Entra in campo qui un servizio alla fede che deve abitare la cultura.

È autentico servizio alla vita quotidiana della gente, al tessuto di relazioni del territorio, alla costruzione di una società una fede che si fa cultura.

– Che sa rispondere ai grandi interrogativi dell’uomo andando oltre le risposte ben compaginate o didascaliche di ogni catechismo, che si fa domanda prima di essere risposta. E’ una fede che si comunica, qualitativamente diversa da quella che rimane nel chiuso della propria consolazione

– per questo è necessario un passaggio da una cultura inconsapevole, che faceva parte dell’habitat naturale di una società cristiana a una nuova consapevolezza. Forzando, ma non troppo, il concetto si può dire che occorre passare da una generazione di cristiani che hanno ricevuto le risposte senza farsi le domande, a cristiani che si interrogano con tutti gli uomini sul proprio destino, sul senso ultimo della vita. Qui si apre tutto il campo della inculturazione della fede

– un altro livello di necessità dell’esprimersi culturalmente della fede e che è a portata di parrocchia, proprio per la sua popolarità e concretezza, è

* tutto lo sforzo di cambiamento di mentalità assolutamente improrogabile per aiutare i nuovi poveri a ridarsi speranza da sé, entro nuovi modi di pensarsi nel proprio territorio, per uscire dall’usura, per ridare forza alle strutture educative, per innestarsi nelle relazioni umane. E’ ancora fede che si fa cultura se è vero come abbiamo detto sopra, che la carità e forma della fede.

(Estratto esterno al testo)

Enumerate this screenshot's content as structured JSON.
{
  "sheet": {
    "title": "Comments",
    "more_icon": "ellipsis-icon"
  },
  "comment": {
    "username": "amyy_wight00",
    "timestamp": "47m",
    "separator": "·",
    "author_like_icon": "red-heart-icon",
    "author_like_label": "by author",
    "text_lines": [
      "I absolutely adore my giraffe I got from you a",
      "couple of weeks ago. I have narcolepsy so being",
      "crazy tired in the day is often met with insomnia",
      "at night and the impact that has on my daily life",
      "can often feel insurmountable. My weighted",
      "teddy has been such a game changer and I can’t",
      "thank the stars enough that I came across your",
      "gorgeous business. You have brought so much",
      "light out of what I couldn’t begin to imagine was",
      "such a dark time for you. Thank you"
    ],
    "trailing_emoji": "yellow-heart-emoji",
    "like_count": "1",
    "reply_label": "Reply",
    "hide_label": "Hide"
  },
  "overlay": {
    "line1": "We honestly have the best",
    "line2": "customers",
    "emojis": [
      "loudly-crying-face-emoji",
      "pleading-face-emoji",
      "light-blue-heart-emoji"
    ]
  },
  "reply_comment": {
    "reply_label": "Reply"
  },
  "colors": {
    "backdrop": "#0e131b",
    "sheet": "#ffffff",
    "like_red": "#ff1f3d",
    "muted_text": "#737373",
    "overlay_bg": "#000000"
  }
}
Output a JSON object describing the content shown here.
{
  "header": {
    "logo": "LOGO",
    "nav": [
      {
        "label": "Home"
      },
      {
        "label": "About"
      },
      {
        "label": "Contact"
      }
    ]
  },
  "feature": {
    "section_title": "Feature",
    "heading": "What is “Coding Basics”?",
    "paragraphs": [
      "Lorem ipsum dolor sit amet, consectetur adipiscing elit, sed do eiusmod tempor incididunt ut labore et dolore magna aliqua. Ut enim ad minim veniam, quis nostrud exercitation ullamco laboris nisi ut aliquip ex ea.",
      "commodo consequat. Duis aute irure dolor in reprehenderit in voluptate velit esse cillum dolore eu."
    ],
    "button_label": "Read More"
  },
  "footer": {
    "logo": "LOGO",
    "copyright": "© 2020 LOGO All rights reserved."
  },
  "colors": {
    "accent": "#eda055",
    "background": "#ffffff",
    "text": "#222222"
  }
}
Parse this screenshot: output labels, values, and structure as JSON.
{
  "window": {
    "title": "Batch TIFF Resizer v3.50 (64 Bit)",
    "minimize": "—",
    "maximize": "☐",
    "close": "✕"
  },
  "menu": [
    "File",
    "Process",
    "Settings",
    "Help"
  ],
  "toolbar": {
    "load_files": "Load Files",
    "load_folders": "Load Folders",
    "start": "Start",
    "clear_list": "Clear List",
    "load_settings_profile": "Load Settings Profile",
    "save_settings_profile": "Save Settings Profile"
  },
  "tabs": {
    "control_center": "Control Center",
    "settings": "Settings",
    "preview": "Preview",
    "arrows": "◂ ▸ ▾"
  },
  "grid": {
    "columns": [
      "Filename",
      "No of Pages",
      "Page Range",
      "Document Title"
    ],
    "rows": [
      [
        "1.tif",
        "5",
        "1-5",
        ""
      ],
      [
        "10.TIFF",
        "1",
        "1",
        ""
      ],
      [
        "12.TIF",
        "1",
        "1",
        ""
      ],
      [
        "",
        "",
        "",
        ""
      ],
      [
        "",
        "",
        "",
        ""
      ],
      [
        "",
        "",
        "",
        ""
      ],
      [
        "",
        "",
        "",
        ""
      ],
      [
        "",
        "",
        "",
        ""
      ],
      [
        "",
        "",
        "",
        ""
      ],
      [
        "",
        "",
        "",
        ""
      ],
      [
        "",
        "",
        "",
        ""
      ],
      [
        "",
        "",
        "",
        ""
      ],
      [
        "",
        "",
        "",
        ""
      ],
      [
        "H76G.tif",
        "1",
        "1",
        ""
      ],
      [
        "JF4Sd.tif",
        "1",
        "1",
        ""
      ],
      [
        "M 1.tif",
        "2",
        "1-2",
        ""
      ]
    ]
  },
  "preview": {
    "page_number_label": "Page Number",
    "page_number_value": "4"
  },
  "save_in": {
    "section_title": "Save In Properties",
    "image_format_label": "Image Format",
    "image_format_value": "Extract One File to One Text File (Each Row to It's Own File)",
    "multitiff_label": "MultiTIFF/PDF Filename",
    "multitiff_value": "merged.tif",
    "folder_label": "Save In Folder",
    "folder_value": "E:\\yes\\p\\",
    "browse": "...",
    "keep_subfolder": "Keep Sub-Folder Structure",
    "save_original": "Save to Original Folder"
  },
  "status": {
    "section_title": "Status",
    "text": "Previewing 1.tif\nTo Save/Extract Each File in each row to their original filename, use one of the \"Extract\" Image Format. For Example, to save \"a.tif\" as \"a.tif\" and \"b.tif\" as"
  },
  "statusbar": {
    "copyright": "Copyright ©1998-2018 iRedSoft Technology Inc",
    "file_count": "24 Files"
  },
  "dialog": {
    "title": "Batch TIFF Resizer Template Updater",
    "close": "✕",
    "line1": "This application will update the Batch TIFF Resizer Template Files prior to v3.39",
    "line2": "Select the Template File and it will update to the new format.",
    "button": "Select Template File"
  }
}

* la consapevolezza che si deve tradurre ogni pensiero, ogni contenuto della fede in un linguaggio laico, in un linguaggio che ha la persona umana al centro dell’attenzione. Bisogna diffidare delle comunicazioni semplicemente cristiane. Il pensiero sociale della Chiesa è tutto traducibile in linguaggio laico. E’ in voga purtroppo una sorta di fondamentalismo che non si applica seriamente a ridire con linguaggio laico le grandezze della fede in Gesù. E’ una scorciatoia che, se da una parte aiuta a sentirsi a posto in coscienza, perché siamo stati capaci di dire con coraggio la nostra fede, dall’altra lascia l’uomo solo ad affrontare il delicato momento del dirsi della fede nella sua vita, nelle sue fatiche quotidiane, nella pressione degli eventi, nei problemi che rimangono spesso aperti non solo per tutta una vita, ma anche per stagioni di storia.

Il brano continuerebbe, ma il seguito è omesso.